Na decisão, o magistrado solicita que seja informado se Bolsonaro autorizou a produção e a divulgação do material, que simulava um pronunciamento em apoio à pré-candidatura do senador Flávio Bolsonaro à Presidência da República.
Segundo Moraes, a resposta é necessária para verificar se houve eventual descumprimento das medidas cautelares impostas ao ex-presidente durante o cumprimento da prisão domiciliar humanitária.
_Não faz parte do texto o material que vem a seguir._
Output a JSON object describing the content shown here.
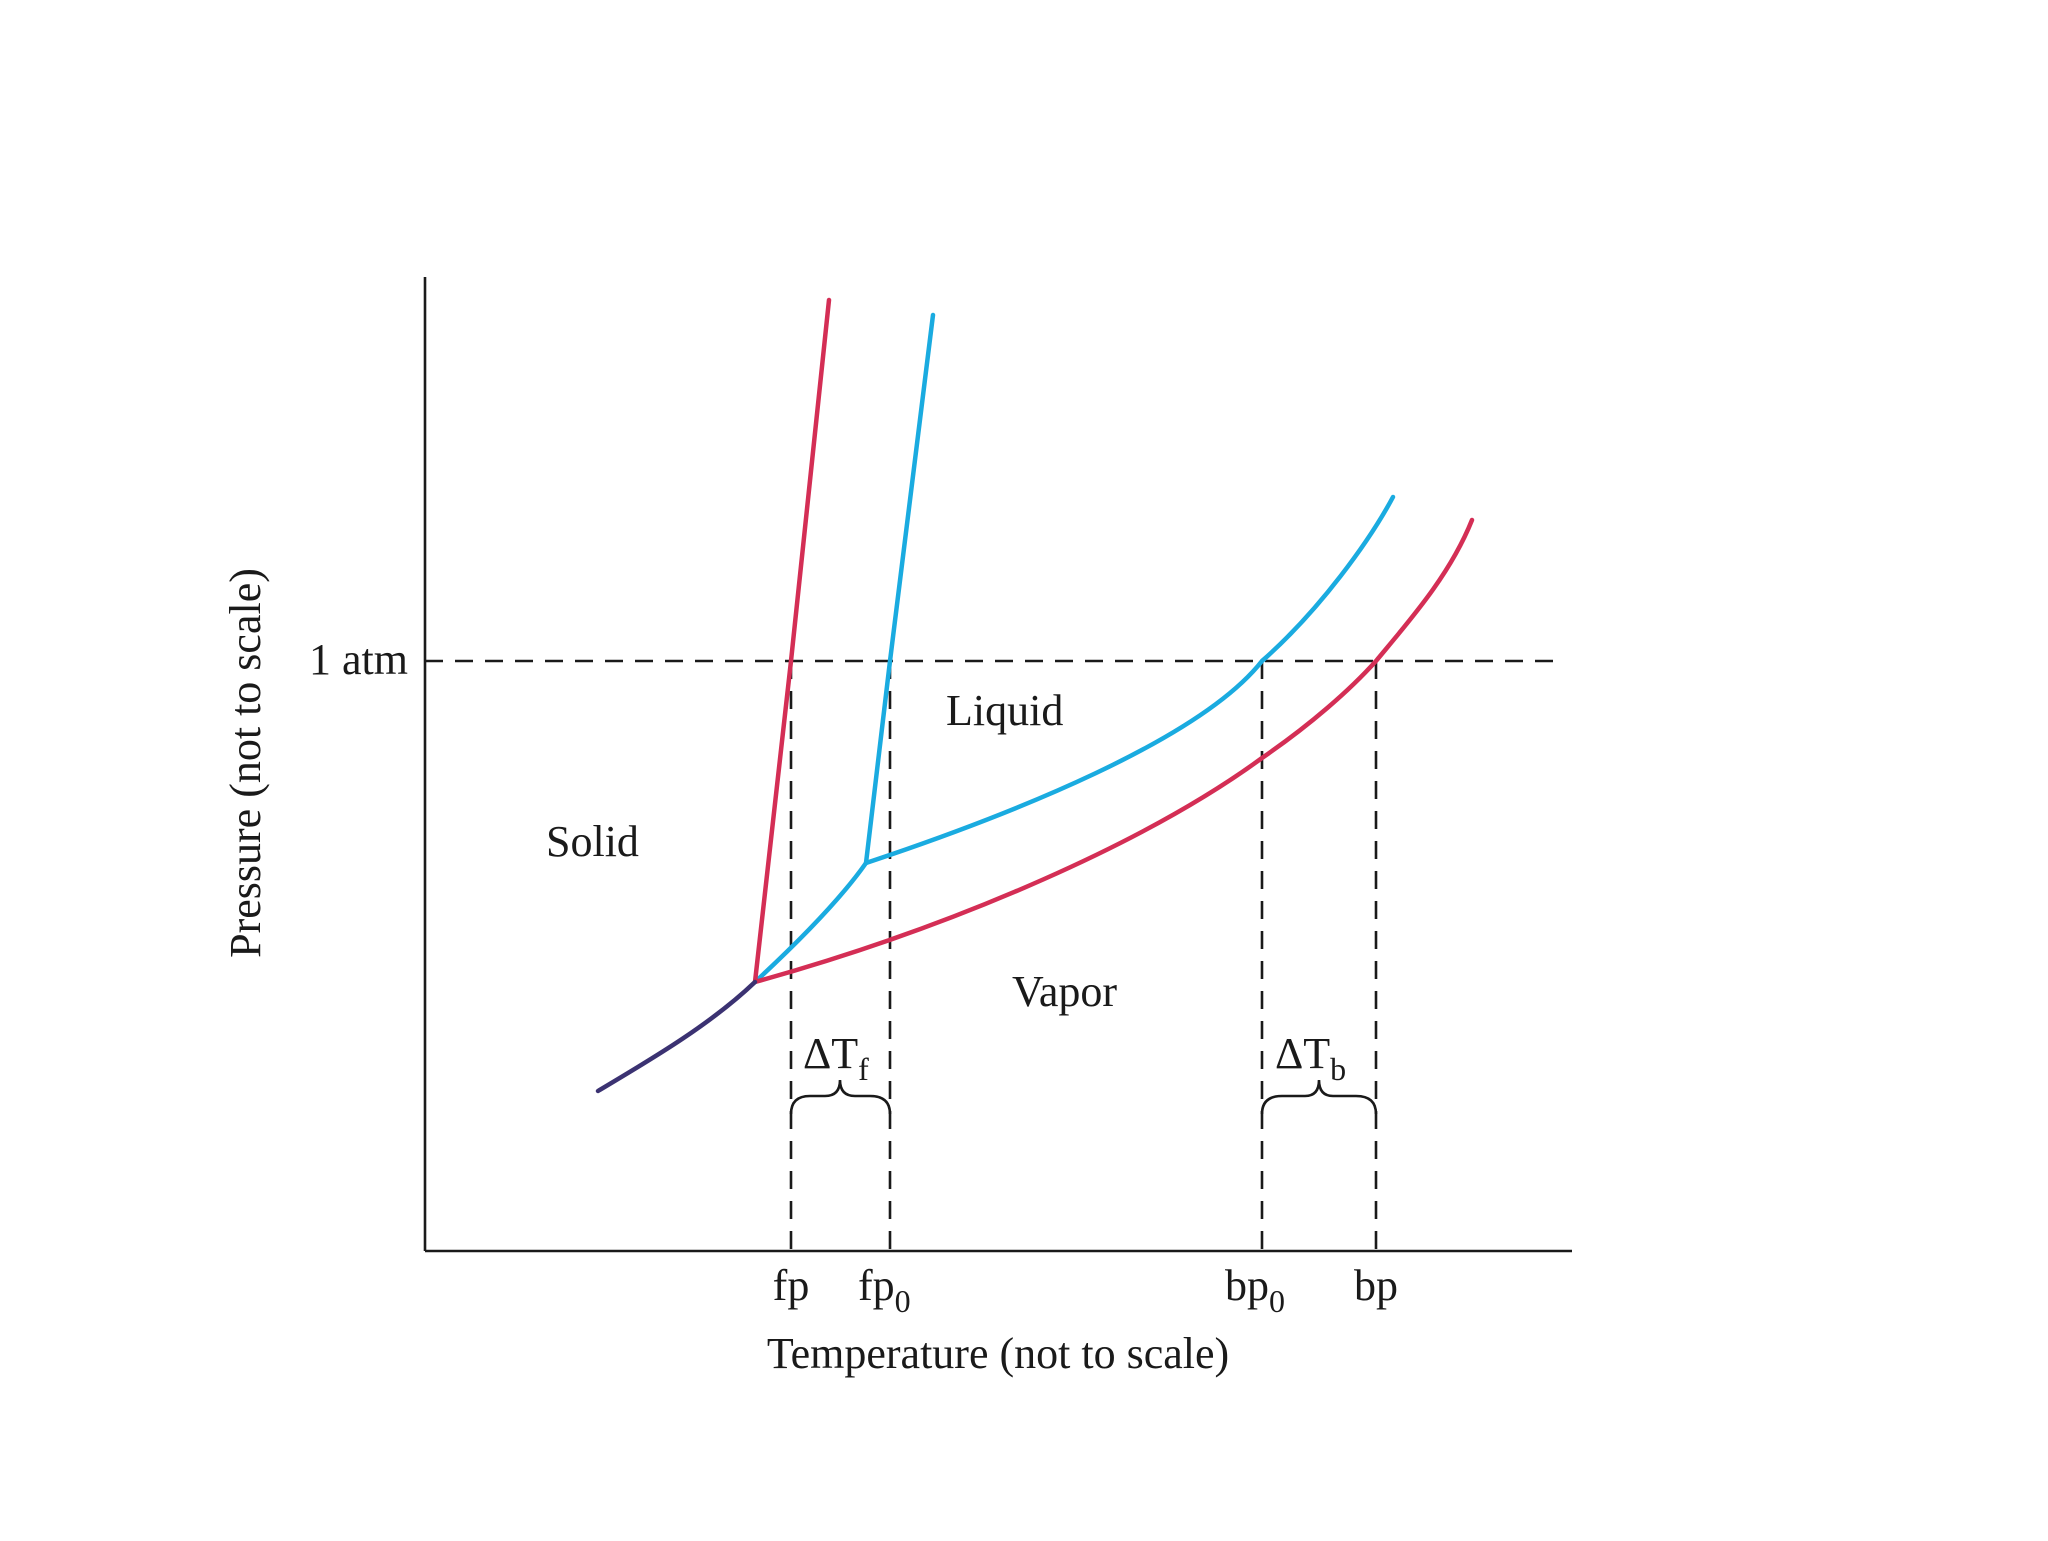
{
  "labels": {
    "regions": {
      "solid": "Solid",
      "liquid": "Liquid",
      "vapor": "Vapor"
    },
    "pressure_tick": "1 atm",
    "x_ticks": {
      "fp": "fp",
      "fp0_main": "fp",
      "fp0_sub": "0",
      "bp0_main": "bp",
      "bp0_sub": "0",
      "bp": "bp"
    },
    "delta_f": {
      "symbol": "ΔT",
      "sub": "f"
    },
    "delta_b": {
      "symbol": "ΔT",
      "sub": "b"
    },
    "x_axis_title": "Temperature (not to scale)",
    "y_axis_title": "Pressure (not to scale)"
  },
  "colors": {
    "solution_curves": "#d42e55",
    "pure_solvent_curves": "#1aabe0",
    "sublimation_curve": "#3b3272",
    "axes": "#1a1a1a"
  }
}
Caso fique comprovado que Bolsonaro autorizou o uso do vídeo, o ministro afirma que poderá ser analisada a revogação do benefício concedido.
Por outro lado, caso a utilização da imagem e da voz tenha ocorrido sem autorização, Moraes aponta que a conduta poderá configurar violação à legislação eleitoral por parte de Flávio Bolsonaro e do Partido Liberal. A decisão destaca a possibilidade de enquadramento da prática como "deepfake", recurso expressamente proibido pela legislação quando utilizado para associar artificialmente a imagem, a voz ou manifestações de uma pessoa a candidato, partido ou causa política sem consentimento.
Na decisão, o ministro afirma que, se não houve autorização do ex-presidente, a utilização do conteúdo sintético poderá caracterizar grave desrespeito à ordem judicial, além de eventual infração eleitoral passível das consequências previstas em lei.
Alexandre de Moraes também relembra que Jair Bolsonaro cumpre prisão domiciliar humanitária, está com os direitos políticos suspensos em razão de condenação criminal definitiva por tentativa de golpe de Estado e permanece proibido de divulgar manifestações de caráter político-eleitoral, inclusive por intermédio de terceiros.